ドラムのシンゴが、大学受験に落ちた! と言う話を聞いたのは、その次の日だった。

「なんで他所の学校受けなかったんだよ」

「受けたよ。下痢になってセンターがダメだったんだよ」

 本番に弱いシンゴらしい。また、間の悪いことにシンゴほどまじめに受験勉強に取り組んでいなかったハクトが、同じ大学の法学部に一発合格してしまっていた。

 それを知ったシンゴのママが切れたらしい……。

「……俺、脱退して、来年の受験に備えます……」

 そんな事情で、シンゴがBlauer Himmelを抜けることになった。

「……やっぱ、あのとき解散しとけばよかったな。バンドなら、大学に入ってからまた新しく作れるんだし」

 ユウヤがポツリと呟く。「そうだね」ともなんとも言えなくて、僕とハクトが俯いた。そんなとき……。

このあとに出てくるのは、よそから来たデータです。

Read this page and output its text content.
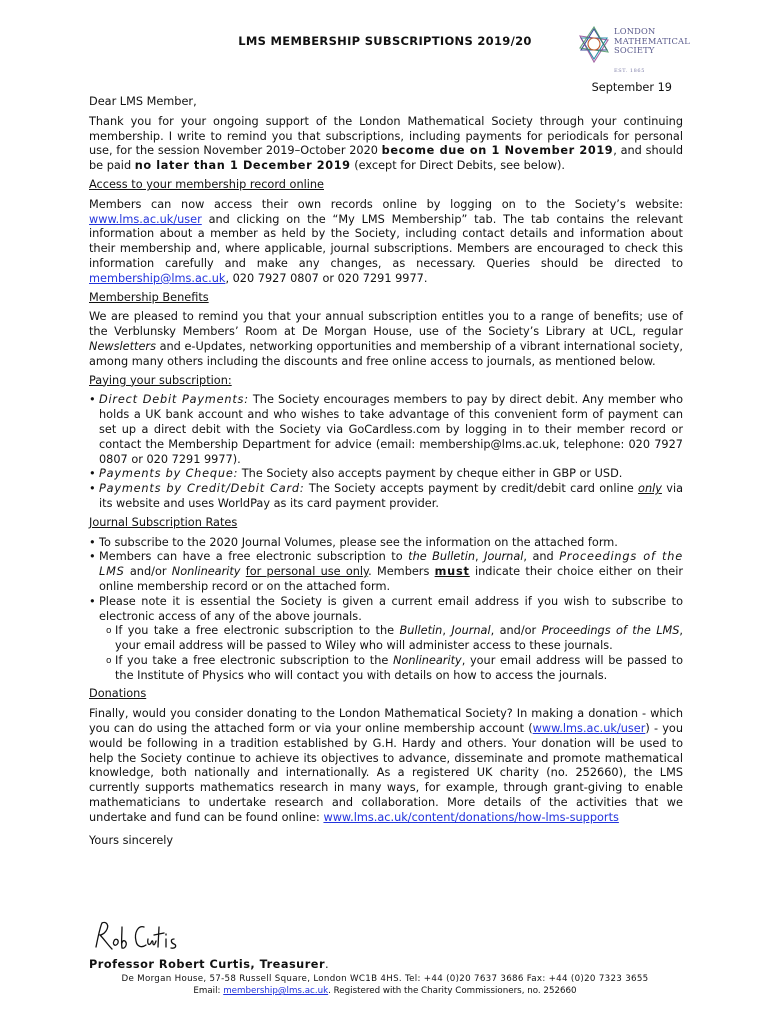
LMS MEMBERSHIP SUBSCRIPTIONS 2019/20
LONDON
MATHEMATICAL
SOCIETY
EST. 1865
September 19

Dear LMS Member,

Thank you for your ongoing support of the London Mathematical Society through your continuing membership. I write to remind you that subscriptions, including payments for periodicals for personal use, for the session November 2019–October 2020 become due on 1 November 2019, and should be paid no later than 1 December 2019 (except for Direct Debits, see below).

Access to your membership record online

Members can now access their own records online by logging on to the Society’s website: www.lms.ac.uk/user and clicking on the “My LMS Membership” tab. The tab contains the relevant information about a member as held by the Society, including contact details and information about their membership and, where applicable, journal subscriptions. Members are encouraged to check this information carefully and make any changes, as necessary. Queries should be directed to membership@lms.ac.uk, 020 7927 0807 or 020 7291 9977.

Membership Benefits

We are pleased to remind you that your annual subscription entitles you to a range of benefits; use of the Verblunsky Members’ Room at De Morgan House, use of the Society’s Library at UCL, regular Newsletters and e-Updates, networking opportunities and membership of a vibrant international society, among many others including the discounts and free online access to journals, as mentioned below.

Paying your subscription:
• Direct Debit Payments: The Society encourages members to pay by direct debit. Any member who holds a UK bank account and who wishes to take advantage of this convenient form of payment can set up a direct debit with the Society via GoCardless.com by logging in to their member record or contact the Membership Department for advice (email: membership@lms.ac.uk, telephone: 020 7927 0807 or 020 7291 9977).
• Payments by Cheque: The Society also accepts payment by cheque either in GBP or USD.
• Payments by Credit/Debit Card: The Society accepts payment by credit/debit card online only via its website and uses WorldPay as its card payment provider.
Journal Subscription Rates
• To subscribe to the 2020 Journal Volumes, please see the information on the attached form.
• Members can have a free electronic subscription to the Bulletin, Journal, and Proceedings of the LMS and/or Nonlinearity for personal use only. Members must indicate their choice either on their online membership record or on the attached form.
• Please note it is essential the Society is given a current email address if you wish to subscribe to electronic access of any of the above journals.
o If you take a free electronic subscription to the Bulletin, Journal, and/or Proceedings of the LMS, your email address will be passed to Wiley who will administer access to these journals.
o If you take a free electronic subscription to the Nonlinearity, your email address will be passed to the Institute of Physics who will contact you with details on how to access the journals.
Donations

Finally, would you consider donating to the London Mathematical Society? In making a donation - which you can do using the attached form or via your online membership account (www.lms.ac.uk/user) - you would be following in a tradition established by G.H. Hardy and others. Your donation will be used to help the Society continue to achieve its objectives to advance, disseminate and promote mathematical knowledge, both nationally and internationally. As a registered UK charity (no. 252660), the LMS currently supports mathematics research in many ways, for example, through grant-giving to enable mathematicians to undertake research and collaboration. More details of the activities that we undertake and fund can be found online: www.lms.ac.uk/content/donations/how-lms-supports

Yours sincerely

Professor Robert Curtis, Treasurer.
De Morgan House, 57-58 Russell Square, London WC1B 4HS. Tel: +44 (0)20 7637 3686 Fax: +44 (0)20 7323 3655
Email: membership@lms.ac.uk. Registered with the Charity Commissioners, no. 252660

「え、解散するんですか? もったいない。キミたちの曲、僕は好きですよ」

 ライブハウスのオーナーの友人だという……“その人”が、声をかけてきた。

「誰だ、おっさん」

 ハクトが訝しげに、ばっちりとスーツを着込んだダンディなオッサンを睨み付ける。

「わたし……こういうものです」

 オッサンはそのダンディなスーツの胸ポケットから、一枚の名刺を取り出し、ハクトに差し出した。

「……音楽事務所の……社長?」

「ええ、インディーズの、小さな小さなレーベルの、事務所ですが」

 オッサンはそう言い、僕の顔を見つめた。

「眞鍋セツヤくんですね。君の詞、確かに、僕の耳と心に受け取りました。君の才能を、僕が買いたい。君自身を、僕に預けてみませんか」

 オッサンが、低く、甘く、ダンディな声で、僕に甘い言葉を囁く。

「……だけど、俺たち……ドラムが抜けたので、もう演奏できません」

 僕はそう言って、オッサンの誘いを暗に断った。

「ドラムなら……ひとり、良いのを知ってるんですが。使いませんか? 女癖は悪いが、見た目も演奏の技量も最高ですよ」

 オッサンがそう言って、ドラムセットの方に目を遣る。

 そこには……シドさんが座っていた。

「シドさん!」

 僕たちは、思わずシドさんに駆けよる。

「もういいんすか? なんか食べましたか? 飲みましたか?」

 僕の問いかけに、シドさんがうるさそうに顔をしかめ、何度も小さく頷いた。

「昨日、お前が帰ってからこの社長に見つかって、病院にたたき込まれて、点滴打ちまくられた。俺、保険証すらなくて入院費も治療費も払えなくて、社長に借金だ。勝手に治療しといて、入院費、事務所で働いて返せって……」

 シドさんはどうやら、社長の事務所でアルバイトのローディとして雇われることになったらしかった。

「うちのアルバイト兼、所属タレントです」

 社長が付け加えた。

「キミたちのバンドで、ちゃんとしたメンバーが見つかるまで、このシドをサポートメンバーとして貸し出します。これでどうですか?」

「レンタルメンバーですか?」

 僕が訊ねると、社長が「そうです」と大きく頷いた。

「スペック高ぇ」

 今日で辞めてしまうシンゴが、「是非に」と、勝手にOKを出してしまう。

「……だが、俺からも条件を出させてもらおうか」

 シドさんがそう言って、僕が着ているジャージの胸ぐらをぐっと掴んだ。

「眞鍋節也なら止めねえが。Blauer Himmelの雪夜の衣装は、俺にセットアップさせろ。三年一組の緑のジャージに、ランドセル背負った十八歳がリーダーのバンドなんて、お断りだ!」

 シドさんのあまりの剣幕に、僕は思わず「はい」と頷くしかなかった。